The practice note included a model letter for solicitors to send to barristers seeking changes to the contract terms and offering “alternative and more equitable wording”.

It identified nine clauses raising concern, particularly around fees and payment, as well as a bid to limit barristers' liability. One provides for an agreed hourly rate to be subject to reasonable periodic review by the barrister and entitles the barrister to treat an agreement as terminated if the solicitor does not agree to any variation of the rate. The society said: “There may well be obvious difficulties with this and you should discuss with your client whether they are content for this to be agreed.”

The terms also require the barrister to give express written permission if a solicitor or lay client wishes to use copies of the barrister’s work product for purposes other than those for which it was prepared.

The practice note said: “You may wish to consider how far this clause may affect your firm's knowledge management systems and how it works with the existing general law with regard to intellectual property. You may wish to agree reasonable rights with the barrister to contain advice in your firm's knowledge management systems for internal guidance only. In addition, you should discuss this clause with the client and your insurers before agreeing to it.”

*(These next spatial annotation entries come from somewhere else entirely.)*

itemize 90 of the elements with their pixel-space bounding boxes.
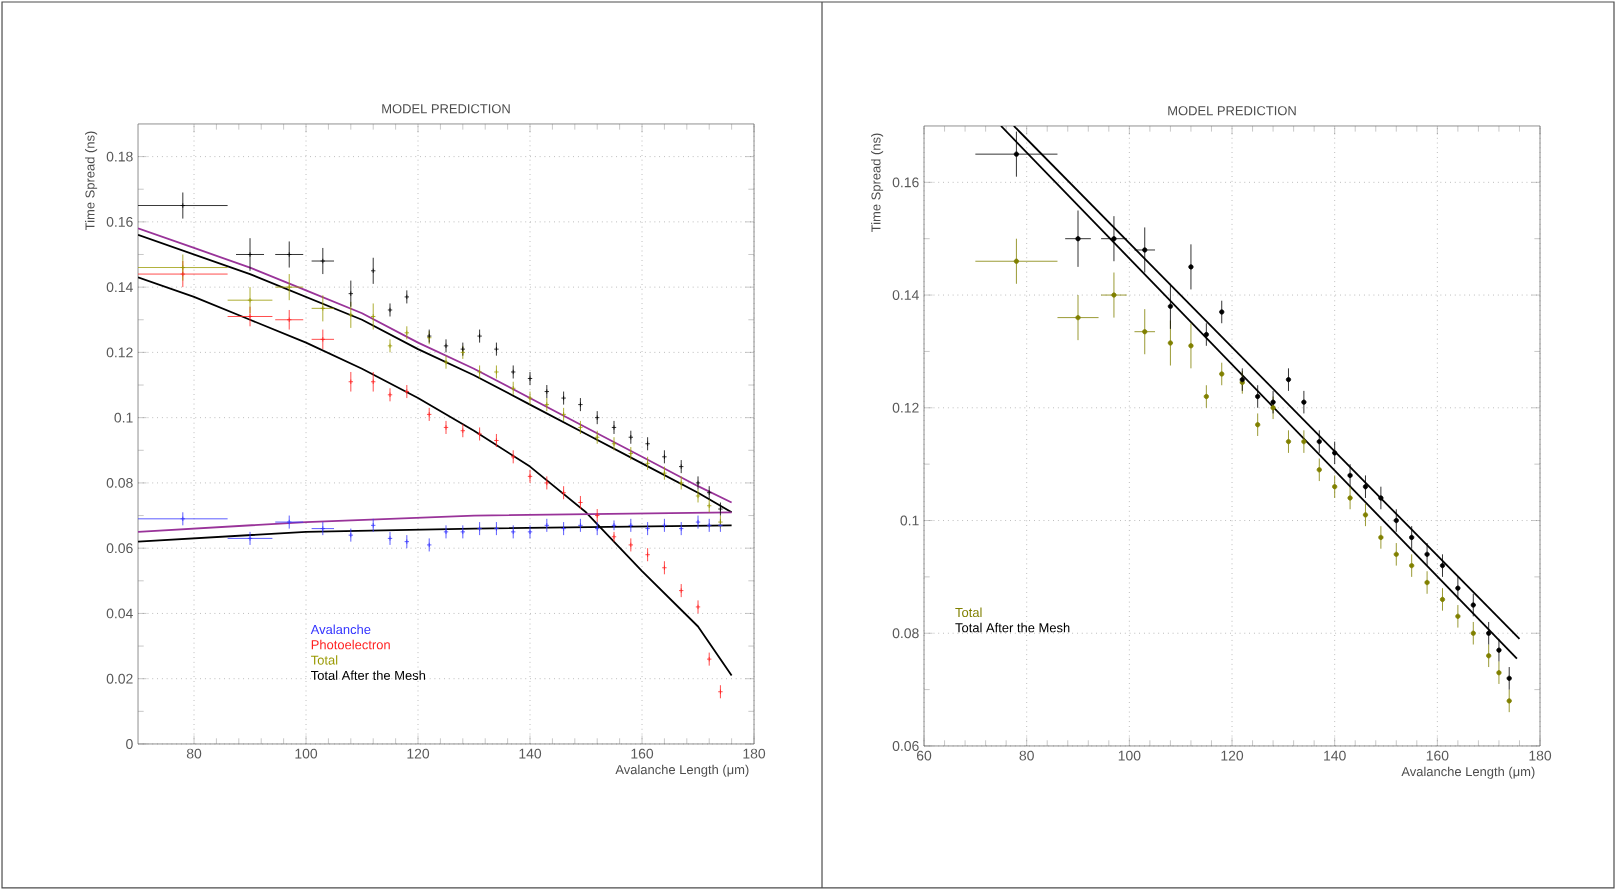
point xyxy=(443,529,449,535)
point xyxy=(678,464,684,470)
point xyxy=(561,490,567,496)
point xyxy=(1142,329,1148,335)
point xyxy=(510,385,516,391)
point xyxy=(443,424,449,431)
point xyxy=(577,402,584,408)
line-series xyxy=(138,276,733,677)
point xyxy=(477,333,483,339)
point xyxy=(645,526,651,532)
point xyxy=(544,388,550,395)
point xyxy=(477,431,483,437)
point xyxy=(493,437,500,444)
point xyxy=(1075,236,1081,242)
point xyxy=(348,379,354,385)
point xyxy=(510,529,516,535)
point xyxy=(561,395,567,401)
point xyxy=(1111,236,1117,242)
point xyxy=(695,480,701,486)
point xyxy=(628,434,634,440)
point xyxy=(706,522,712,528)
point xyxy=(1075,315,1081,321)
point xyxy=(678,480,684,486)
point xyxy=(493,346,500,352)
point xyxy=(404,294,410,300)
point xyxy=(611,424,617,431)
point xyxy=(594,434,600,440)
point xyxy=(706,503,712,509)
point xyxy=(695,604,701,610)
point xyxy=(706,656,712,662)
point xyxy=(527,375,533,382)
point xyxy=(1142,247,1148,253)
point xyxy=(387,535,393,541)
point xyxy=(577,424,584,431)
point xyxy=(493,526,500,532)
line-series xyxy=(138,511,733,533)
point xyxy=(387,307,393,313)
point xyxy=(695,493,701,499)
point xyxy=(717,689,724,695)
point xyxy=(527,395,533,401)
point xyxy=(661,522,668,528)
point xyxy=(661,470,668,476)
point xyxy=(404,388,410,395)
point xyxy=(695,519,701,525)
point xyxy=(460,529,466,535)
point xyxy=(594,526,600,532)
point xyxy=(561,526,567,532)
point xyxy=(717,506,724,512)
point xyxy=(706,490,712,496)
point xyxy=(510,369,516,375)
point xyxy=(661,454,668,460)
point xyxy=(628,522,634,528)
point xyxy=(594,415,600,421)
point xyxy=(628,542,634,548)
point xyxy=(544,402,550,408)
point xyxy=(370,379,376,385)
point xyxy=(1013,258,1020,264)
point xyxy=(645,552,651,558)
point xyxy=(678,588,684,594)
point xyxy=(387,392,393,398)
point xyxy=(594,512,600,519)
point xyxy=(678,526,684,532)
point xyxy=(370,522,376,528)
point xyxy=(426,542,432,548)
point xyxy=(628,450,634,457)
point xyxy=(527,473,533,479)
point xyxy=(426,411,432,417)
point xyxy=(527,529,533,535)
point xyxy=(1111,292,1117,298)
point xyxy=(544,480,550,486)
point xyxy=(1013,151,1020,157)
point xyxy=(387,343,393,349)
point xyxy=(443,359,449,365)
point xyxy=(460,428,466,434)
point xyxy=(477,369,483,375)
point xyxy=(404,539,410,545)
point xyxy=(645,460,651,466)
point xyxy=(661,565,668,571)
point xyxy=(611,441,617,447)
point xyxy=(510,454,516,460)
point xyxy=(443,343,449,349)
point xyxy=(348,532,354,538)
point xyxy=(477,526,483,532)
point xyxy=(577,522,584,528)
point xyxy=(645,441,651,447)
point xyxy=(561,411,567,417)
point xyxy=(544,522,550,528)
point xyxy=(577,499,584,506)
point xyxy=(493,369,500,375)
point xyxy=(404,330,410,336)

Law Society president Lucy Scott-Moncrieff said: “Of course there should be a contract to bring the commercial relationship between solicitors and barristers in line with standard practice rather than the previous outdated system. However, there must be a balance between the two interests and most importantly, that of the client.

“In our view, the Bar’s proposal favours the barrister and gives the solicitor – and therefore the client – insufficient control or effective remedy in the event of inadequate performance by the barrister.”

More than a decade ago the Bar Council and Law Society first began discussing an overhaul of the non-contractual terms of work but the talks collapsed in 2008, after which the Bar Council has worked unilaterally to develop the new standard conditions.